4. Maintenance, support, and updates
Businesses using traditional software have to spend heavily on maintenance and support. Maintaining an On-premises system requires regular backups as well as check-ups to ensure the system is up-to-date. When new functionalities and features are released, the internal IT staff even have to install updates themselves, which is incredibly time-consuming. For cloud-based software, organizations no longer have to install and run applications on their data centers and manage everything by themselves, while eliminating the expense of maintenance, licensing, and support. Updates will be installed in the background by the provider, allowing teams and departments to make informed business decisions with new features right away. Additionally, restoring and data backup are already taken care of by the service provider.

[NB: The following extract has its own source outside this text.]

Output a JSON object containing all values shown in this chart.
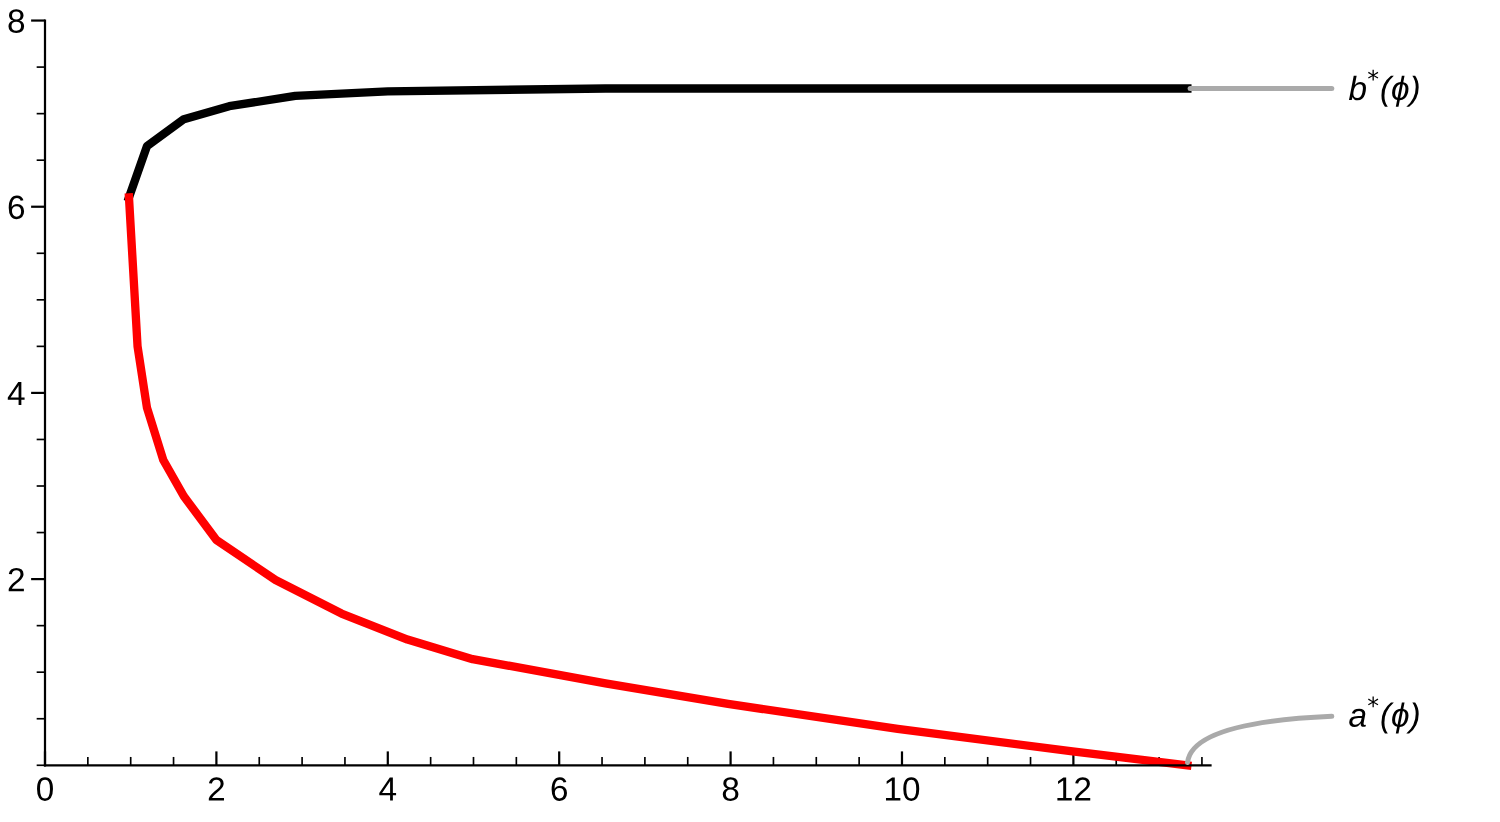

Disadvantages of cloud-based software
Despite significant benefits that allow companies to enhance performance and productivity, cloud-based software also bears certain disadvantages worth identifying before businesses decide to invest in the system.
1. Control and Security
This is one of the main reasons why On-premises software is still the preferable option at the moment, especially for large enterprises and governments. As problems associated with privacy arise, the need for businesses to protect their sensitive data and information also increases. It provides companies the full, direct control and protection over their data, instead of having data stored on 3rd party servers, as compared to SaaS solutions.
Since SaaS software is based on web delivery, it requires a strong and stable internet connection. Otherwise, companies will lose access to software and data. This might affect the overall performance and even cause economic damage.
3. Preparing for SaaS Implementation
While it is true that SaaS solutions have made organizations become more productive, without proper preparation it would be challenging for companies to manage and get the full value of the cloud. Start with determining the needs and goals, as well as the financial health of the organization prior to implementing, then evaluate both the pros and cons of SaaS to see if it aligns with the overall strategies. Additionally, companies must train and upskill their existing workforce, walk them through the transition and help them get used to new technologies.
With SaaS, service providers shoulder the burden of cost, software acquisition, and maintenance, while giving companies the ability to scale and adapt to business requirements. Altogether, it is a hassle-free system made to help enterprises maximize productivity and performance and achieve success in a highly competitive era. If the company decides to adopt the technology, it is crucial to consider its characteristics and prepare the workforce and entire organization for the implementation to be as smooth as possible.